The resources available from the NCBI have been classified into the following heads: (1) Database retrieval tools, (2) BLAST family of sequence similarity search programs, (3) Gene level sequences, (4) Chromosomal sequences, (5) Genome analysis, (6) Analysis of gene expression patterns, (7) Molecular structure.
All these Web based tools are available free. We shall learn about the practical aspects of some of these tools in practical classes. Below we discuss the first three set of resources. Learning these can help you in most cases. A great majority of bioinformatics activity is carried out using these resources. Other resources are useful for advanced studies.
Database retrieval tools
Among the database retrieval tools are ENTREZ, TAXONOMY BROWSER, LOCUS LINK. Entrez is an integrated database retrieval system. Through this system one can access literature (in the form of abstracts), sequences and structures. Entrez is an excellent system for obtaining comprehensive information on a given biological question. The taxonomy browser provides information on taxonomic classification of various species.
The taxonomy database has information on over 79, 000 organisms. Locus link carries information on the official gene names and other descriptive information about genes. Additionally, through Locus link one can access information on homologous genes. For example, it is very convenient to obtain information on the mouse homologue of a given human gene. Homologues from other organisms are also available.

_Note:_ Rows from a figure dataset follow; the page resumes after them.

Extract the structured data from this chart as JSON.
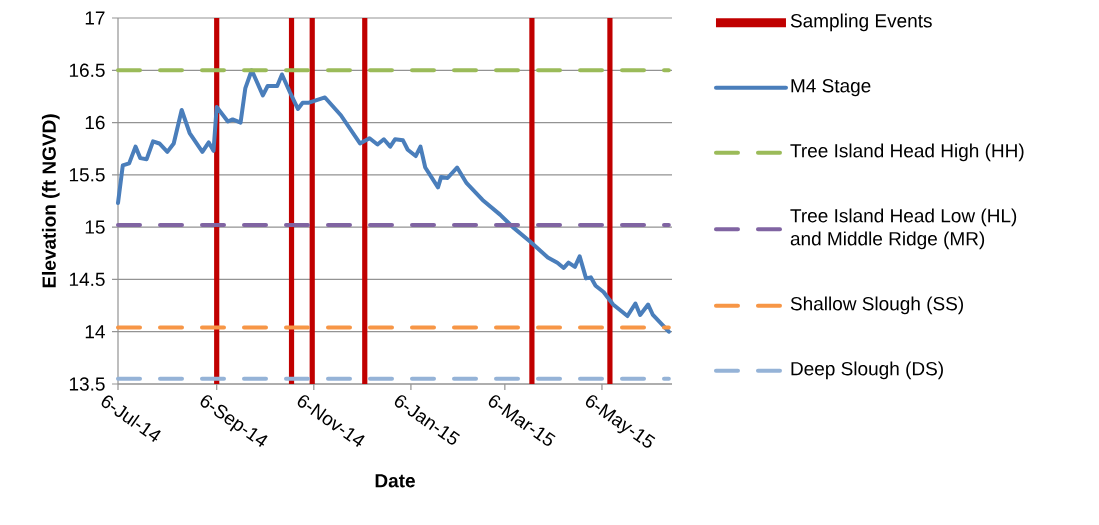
{
  "chart_data": {
    "type": "line",
    "xlabel": "Date",
    "ylabel": "Elevation (ft NGVD)",
    "xlim": [
      "2014-07-06",
      "2015-06-19"
    ],
    "ylim": [
      13.5,
      17
    ],
    "yticks": [
      13.5,
      14,
      14.5,
      15,
      15.5,
      16,
      16.5,
      17
    ],
    "xticks": [
      {
        "value": "2014-07-06",
        "label": "6-Jul-14"
      },
      {
        "value": "2014-09-06",
        "label": "6-Sep-14"
      },
      {
        "value": "2014-11-06",
        "label": "6-Nov-14"
      },
      {
        "value": "2015-01-06",
        "label": "6-Jan-15"
      },
      {
        "value": "2015-03-06",
        "label": "6-Mar-15"
      },
      {
        "value": "2015-05-06",
        "label": "6-May-15"
      }
    ],
    "grid": "y",
    "legend": "right",
    "series": [
      {
        "name": "Sampling Events",
        "type": "bar",
        "color": "#c00000",
        "x": [
          "2014-09-06",
          "2014-10-23",
          "2014-11-05",
          "2014-12-08",
          "2015-03-23",
          "2015-05-11"
        ],
        "base": [
          13.5,
          13.5,
          13.5,
          13.5,
          13.5,
          13.5
        ],
        "values": [
          3.5,
          3.5,
          3.5,
          3.5,
          3.5,
          3.5
        ]
      },
      {
        "name": "M4 Stage",
        "color": "#4a7ebb",
        "line_style": "solid",
        "x": [
          "2014-07-06",
          "2014-07-09",
          "2014-07-13",
          "2014-07-17",
          "2014-07-20",
          "2014-07-24",
          "2014-07-28",
          "2014-08-01",
          "2014-08-06",
          "2014-08-10",
          "2014-08-15",
          "2014-08-20",
          "2014-08-28",
          "2014-09-01",
          "2014-09-04",
          "2014-09-06",
          "2014-09-13",
          "2014-09-16",
          "2014-09-21",
          "2014-09-24",
          "2014-09-28",
          "2014-10-05",
          "2014-10-08",
          "2014-10-14",
          "2014-10-17",
          "2014-10-22",
          "2014-10-27",
          "2014-10-30",
          "2014-11-03",
          "2014-11-13",
          "2014-11-23",
          "2014-12-05",
          "2014-12-11",
          "2014-12-16",
          "2014-12-20",
          "2014-12-24",
          "2014-12-27",
          "2015-01-01",
          "2015-01-04",
          "2015-01-09",
          "2015-01-12",
          "2015-01-15",
          "2015-01-23",
          "2015-01-25",
          "2015-01-29",
          "2015-02-04",
          "2015-02-10",
          "2015-02-20",
          "2015-03-03",
          "2015-03-11",
          "2015-03-22",
          "2015-04-02",
          "2015-04-08",
          "2015-04-12",
          "2015-04-15",
          "2015-04-19",
          "2015-04-22",
          "2015-04-26",
          "2015-04-29",
          "2015-05-02",
          "2015-05-07",
          "2015-05-13",
          "2015-05-22",
          "2015-05-27",
          "2015-05-30",
          "2015-06-04",
          "2015-06-07",
          "2015-06-17"
        ],
        "values": [
          15.23,
          15.59,
          15.61,
          15.77,
          15.66,
          15.65,
          15.82,
          15.8,
          15.72,
          15.8,
          16.12,
          15.9,
          15.72,
          15.81,
          15.73,
          16.15,
          16.01,
          16.03,
          16.0,
          16.33,
          16.5,
          16.26,
          16.35,
          16.35,
          16.46,
          16.29,
          16.13,
          16.19,
          16.19,
          16.24,
          16.07,
          15.8,
          15.85,
          15.79,
          15.84,
          15.77,
          15.84,
          15.83,
          15.74,
          15.68,
          15.77,
          15.57,
          15.38,
          15.48,
          15.47,
          15.57,
          15.42,
          15.26,
          15.12,
          15.0,
          14.86,
          14.71,
          14.66,
          14.61,
          14.66,
          14.62,
          14.72,
          14.51,
          14.52,
          14.44,
          14.38,
          14.26,
          14.15,
          14.27,
          14.16,
          14.26,
          14.16,
          14.0
        ]
      },
      {
        "name": "Tree Island Head High (HH)",
        "color": "#9bbb59",
        "line_style": "dashed",
        "x": [
          "2014-07-06",
          "2015-06-17"
        ],
        "values": [
          16.5,
          16.5
        ]
      },
      {
        "name": "Tree Island Head Low (HL) and Middle Ridge (MR)",
        "color": "#8064a2",
        "line_style": "dashed",
        "x": [
          "2014-07-06",
          "2015-06-17"
        ],
        "values": [
          15.02,
          15.02
        ]
      },
      {
        "name": "Shallow Slough (SS)",
        "color": "#f79646",
        "line_style": "dashed",
        "x": [
          "2014-07-06",
          "2015-06-17"
        ],
        "values": [
          14.04,
          14.04
        ]
      },
      {
        "name": "Deep Slough (DS)",
        "color": "#95b3d7",
        "line_style": "dashed",
        "x": [
          "2014-07-06",
          "2015-06-17"
        ],
        "values": [
          13.55,
          13.55
        ]
      }
    ]
  }
}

BLAST family of search tools
Among the BLAST (Basic Local Alignment Search Tool) family of similarity search programs are several tools to analyze sequence information. These tools are designed to answer the question "Which sequences in the database are similar (or homologous) to my sequence?" The theory on which BLAST systems were developed is somewhat complex and is out of the scope of discussion here. The principles involved are-
(a) A given sequence is compared with sequences in the database using substitution matrices that specify scores to either 'reward' a match or 'penalize' a mismatch.

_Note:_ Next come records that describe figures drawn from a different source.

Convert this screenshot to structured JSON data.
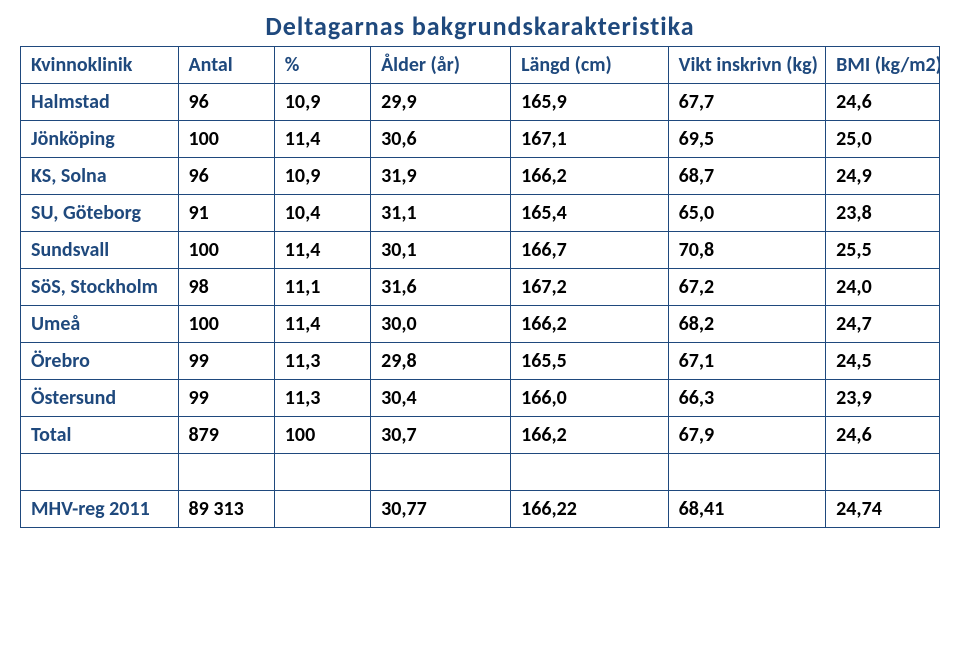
{
  "title": {
    "text": "Deltagarnas bakgrundskarakteristika",
    "color": "#1f497d",
    "fontsize": 26
  },
  "table": {
    "border_color": "#1f497d",
    "header_color": "#1f497d",
    "rowhead_color": "#1f497d",
    "cell_color": "#000000",
    "background_color": "#ffffff",
    "cell_fontsize": 20,
    "col_widths": [
      "18%",
      "11%",
      "11%",
      "16%",
      "18%",
      "18%",
      "13%"
    ],
    "columns": [
      "Kvinnoklinik",
      "Antal",
      "%",
      "Ålder (år)",
      "Längd (cm)",
      "Vikt inskrivn (kg)",
      "BMI (kg/m2)"
    ],
    "rows": [
      {
        "head": "Halmstad",
        "cells": [
          "96",
          "10,9",
          "29,9",
          "165,9",
          "67,7",
          "24,6"
        ]
      },
      {
        "head": "Jönköping",
        "cells": [
          "100",
          "11,4",
          "30,6",
          "167,1",
          "69,5",
          "25,0"
        ]
      },
      {
        "head": "KS, Solna",
        "cells": [
          "96",
          "10,9",
          "31,9",
          "166,2",
          "68,7",
          "24,9"
        ]
      },
      {
        "head": "SU, Göteborg",
        "cells": [
          "91",
          "10,4",
          "31,1",
          "165,4",
          "65,0",
          "23,8"
        ]
      },
      {
        "head": "Sundsvall",
        "cells": [
          "100",
          "11,4",
          "30,1",
          "166,7",
          "70,8",
          "25,5"
        ]
      },
      {
        "head": "SöS, Stockholm",
        "cells": [
          "98",
          "11,1",
          "31,6",
          "167,2",
          "67,2",
          "24,0"
        ],
        "wrap": true
      },
      {
        "head": "Umeå",
        "cells": [
          "100",
          "11,4",
          "30,0",
          "166,2",
          "68,2",
          "24,7"
        ]
      },
      {
        "head": "Örebro",
        "cells": [
          "99",
          "11,3",
          "29,8",
          "165,5",
          "67,1",
          "24,5"
        ]
      },
      {
        "head": "Östersund",
        "cells": [
          "99",
          "11,3",
          "30,4",
          "166,0",
          "66,3",
          "23,9"
        ]
      },
      {
        "head": "Total",
        "cells": [
          "879",
          "100",
          "30,7",
          "166,2",
          "67,9",
          "24,6"
        ]
      }
    ],
    "spacer_after_total": true,
    "footer_row": {
      "head": "MHV-reg 2011",
      "cells": [
        "89 313",
        "",
        "30,77",
        "166,22",
        "68,41",
        "24,74"
      ]
    }
  }
}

(b) Top scoring matches are ranked according to set criteria that serve to distinguish between a similarity due to ancestral relationship or due to random chance. In most analysis these criteria are not changed. However, if the user wishes, criteria can be changed.

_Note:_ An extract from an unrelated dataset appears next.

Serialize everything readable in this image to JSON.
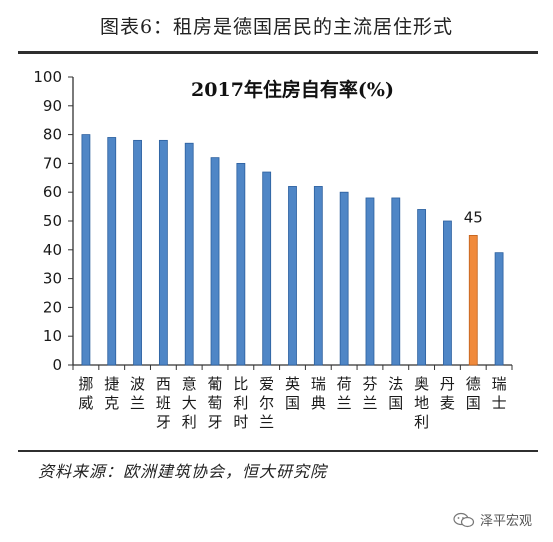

(c) True matches are further examined thoroughly with other details accessible through Entrez and other tools available at NCBI.
Note: Two sequences being similar does not mean that they are homologous. Homology is defined as similarity due to common ancestry. Two sequences each from species A and species B are said to be homologous if they have descended from a common ancestor to species A and species B. Duplicated genes within a genome also may have similarities but these are referred to as 'paralogs'. Homologues will have the same function whereas paralogs may differ in functions.
Resources for gene level sequences
Among the resources for gene level sequences are several tools such as the UniGene, HomoloGene, RefSeq and others. We mentioned about the ESTs in the previous section. The method described therein produces many redundant ESTs because several cDNA clones represent the same gene. To manage the redundancy in EST data, UniGene database was created. The objective is to group ESTs into sets called clusters that belong to 'one' gene (Uni meaning one).
Homologene is a database of orthologs and homologs for several organisms like human, mouse, rat, zebrafish and cow genes represented in UniGene and Locus Link. It is easy to infer homologous relations using this database. RefSeq is a curated database of mRNAs and proteins of organisms like human, mouse and rat. The data provided in RefSeq has been used in many cases such as designing gene chips and describing the sequence features of the human genome. There are many other resources provided by the NCBI. Discussing all of these is not possible within the space limitations. Now, we mention a few other databases of importance to bioinformatics work (see Table 6 below)
Table 6. Examples of other useful databases for Bioinformatics.
Curator: A curator is one who reviews and checks newly submitted data ensuring all mandatory information has been provided, that biological features are adequately described and that the conceptual translations of any coding regions obey known translation rules. This process is called curation.